Book scanning or book digitization (also: magazine scanning or magazine digitization) is the process of converting physical books and magazines into digital media such as images, electronic text, or electronic books (e-books) by using an image scanner. Large scale book scanning projects have made many books available online.
Digital books can be easily distributed, reproduced, and read on-screen. Common file formats are DjVu, Portable Document Format (PDF), and Tag Image File Format (TIFF). To convert the raw images optical character recognition (OCR) is used to turn book pages into a digital text format like ASCII or other similar format, which reduces the file size and allows the text to be reformatted, searched, or processed by other applications.
Image scanners may be manual or automated. In an ordinary commercial image scanner, the book is placed on a flat glass plate (or platen), and a light and optical array moves across the book underneath the glass. In manual book scanners, the glass plate extends to the edge of the scanner, making it easier to line up the book's spine.
A problem with scanning bound books is that when a book that is not very thin is laid flat, the part of the page close to the spine (the gutter) is significantly curved, distorting the text in that part of the scan. One solution is to separate the book into separate pages by cutting or unbinding. A non-destructive method is to hold the book in a V-shaped holder and photograph it, rather than lay it flat and scan it. The curvature in the gutter is much less pronounced this way. Pages may be turned by hand or by automated paper transport devices. Transparent plastic or glass sheets are usually pressed against the page to flatten it.
After scanning, software adjusts the document images by lining it up, cropping it, picture-editing it, and converting it to text and final e-book form.

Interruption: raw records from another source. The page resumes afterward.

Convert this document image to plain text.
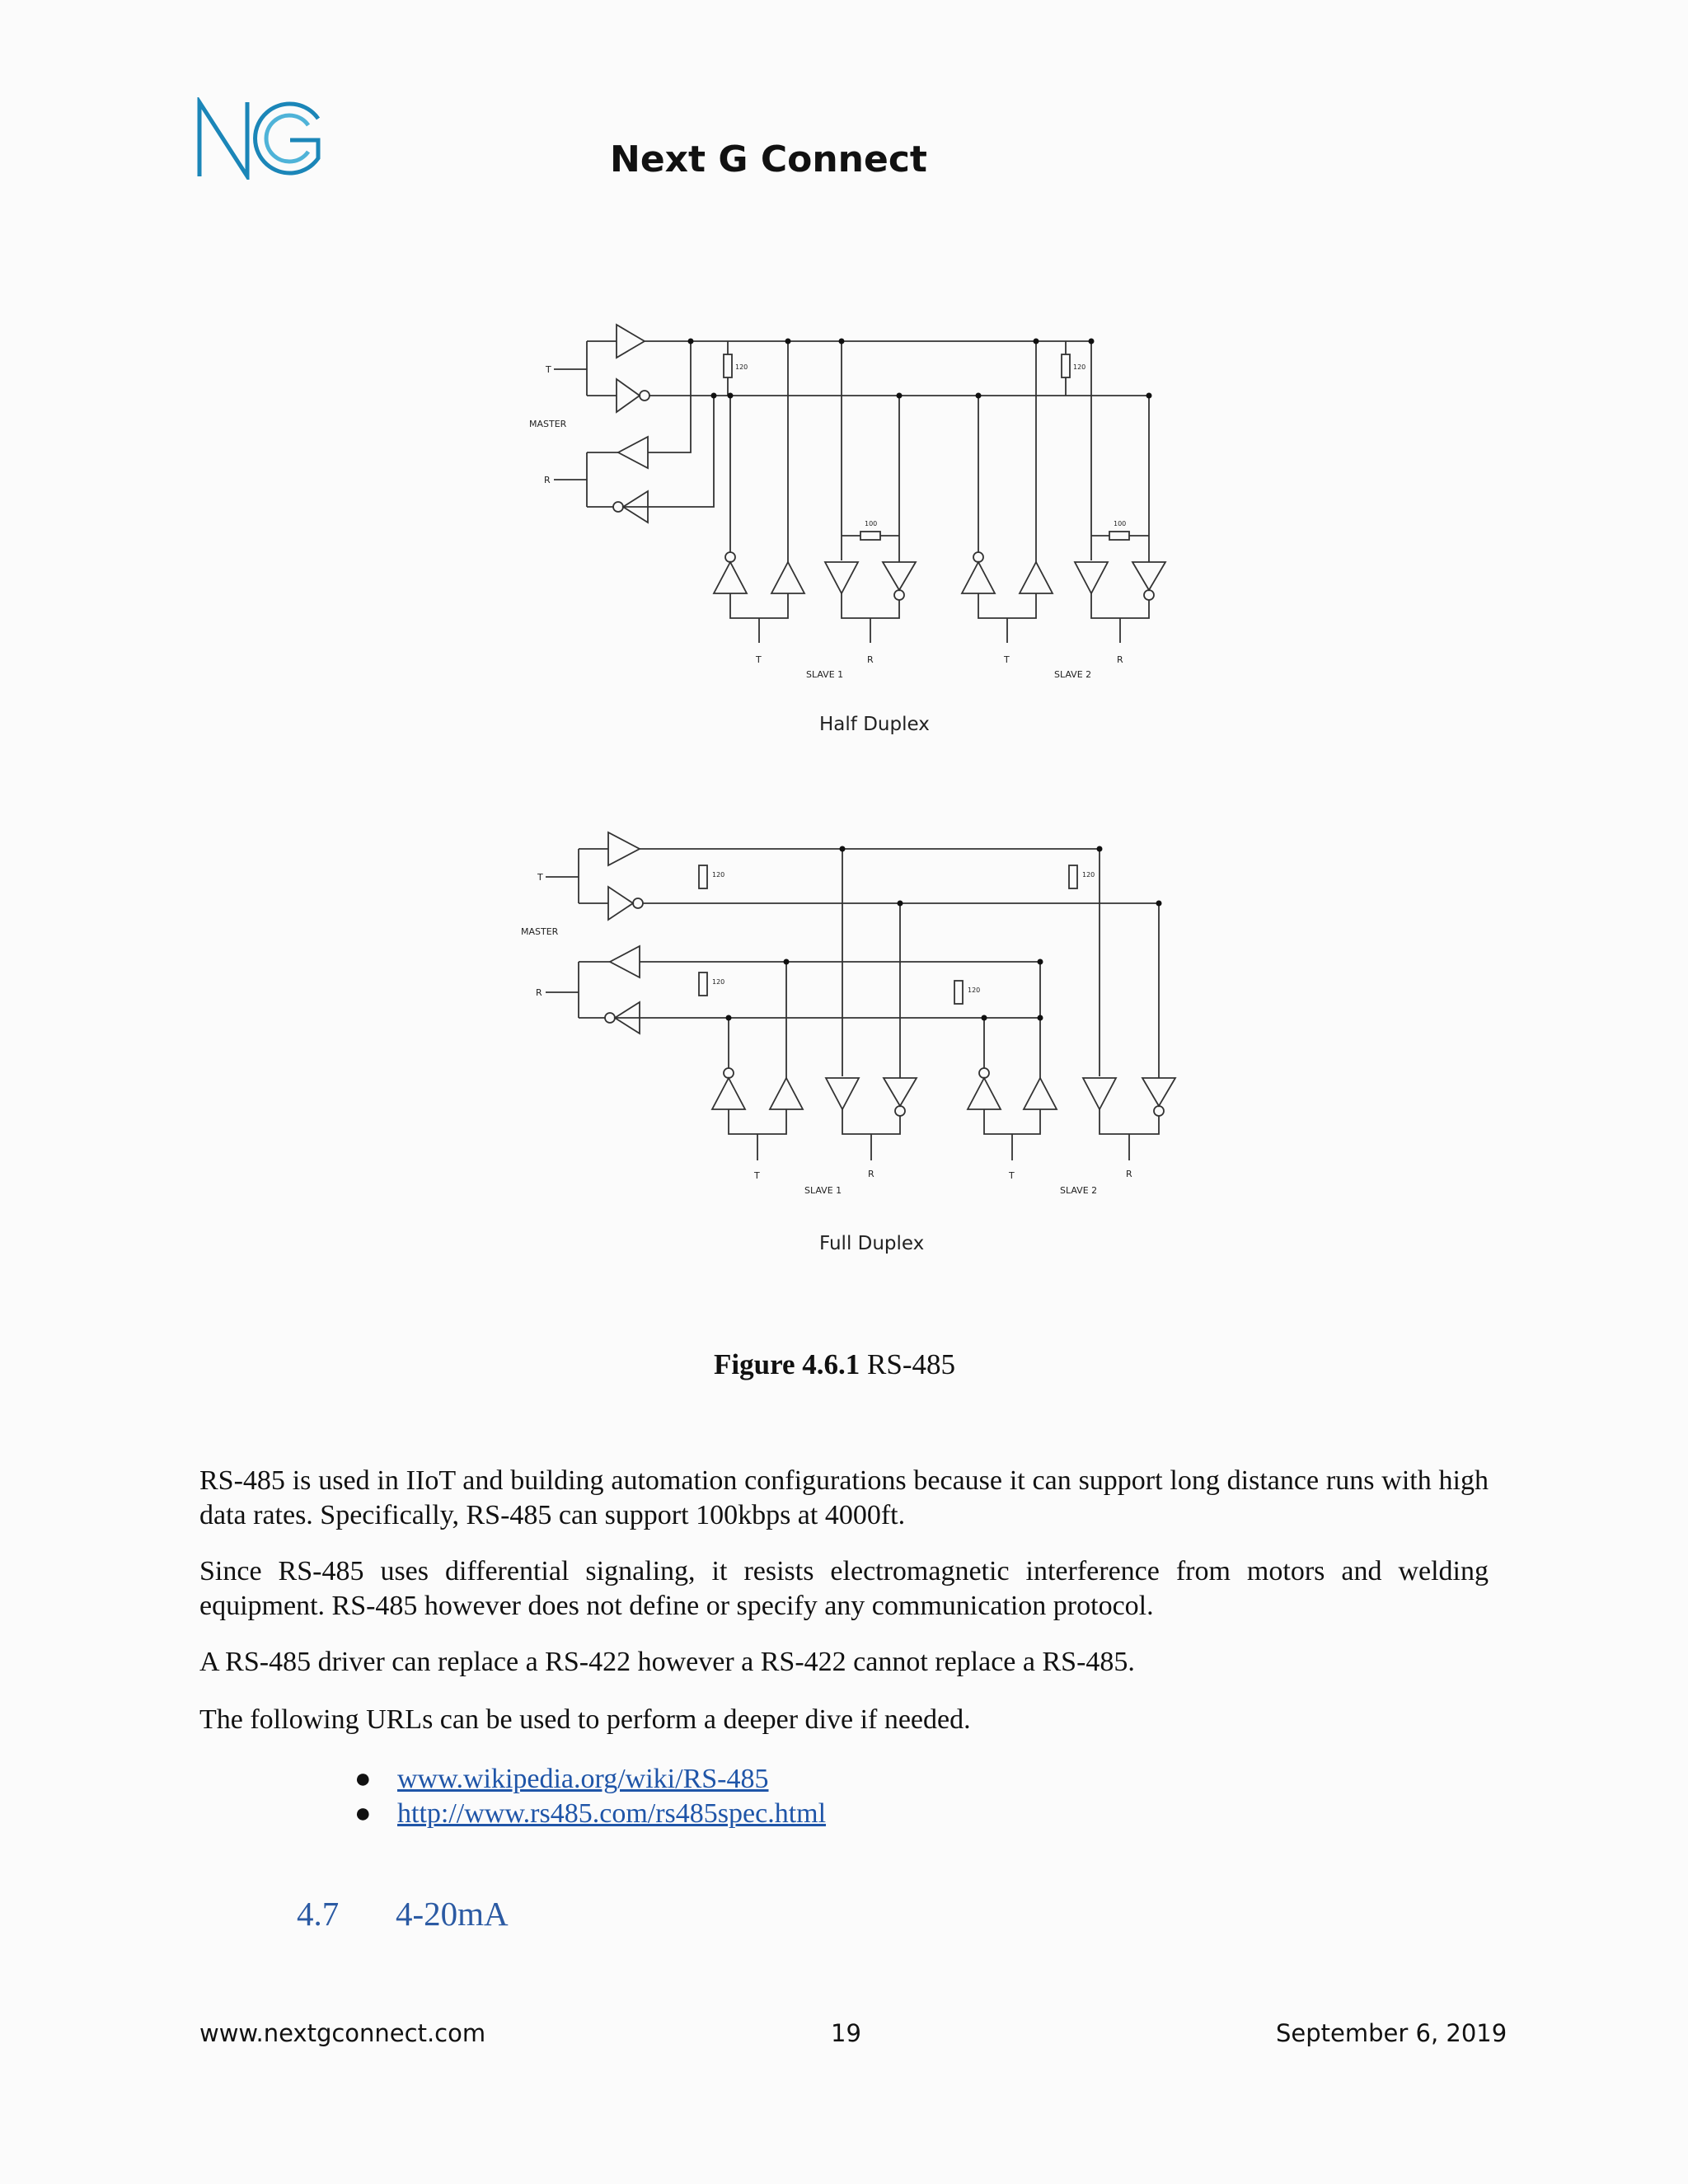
Next G Connect
T
MASTER
R
120	120
100	100
T	R	T	R
SLAVE 1	SLAVE 2
Half Duplex
T
MASTER
R
120	120
120
120
T	R	T	R
SLAVE 1	SLAVE 2
Full Duplex
Figure 4.6.1 RS-485
RS-485 is used in IIoT and building automation configurations because it can support long distance runs with high data rates. Specifically, RS-485 can support 100kbps at 4000ft.
Since RS-485 uses differential signaling, it resists electromagnetic interference from motors and welding equipment. RS-485 however does not define or specify any communication protocol.
A RS-485 driver can replace a RS-422 however a RS-422 cannot replace a RS-485.
The following URLs can be used to perform a deeper dive if needed.
● www.wikipedia.org/wiki/RS-485
● http://www.rs485.com/rs485spec.html
4.7 4-20mA
www.nextgconnect.com	19	September 6, 2019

Human proofreaders usually check the output for errors.
Scanning resolution for book digitization varies depending on the purpose and nature of the material. While 300 dpi (118 dots/centimeter) is generally adequate for text conversion, archival institutions recommend higher resolutions for preservation and rare materials. The National Archives of Australia suggests 400 ppi for bound books and 600 ppi for rare or significant documents, while the Federal Agencies Digitization Guidelines Initiative (FADGI) recommends a minimum of 400 ppi for archival materials.
These higher resolutions ensure the capture of fine details and support long-term preservation efforts, while a tiered approach balances quality with practical constraints such as storage capacity and resource limitations. This strategy allows institutions to optimize digitization efforts, applying higher resolutions selectively to rare or significant materials while using standard resolutions for more common documents.
High-end scanners capable of thousands of pages per hour can cost thousands of dollars, but do-it-yourself (DIY), manual book scanners capable of 1,200 pages per hour have been built for US$300.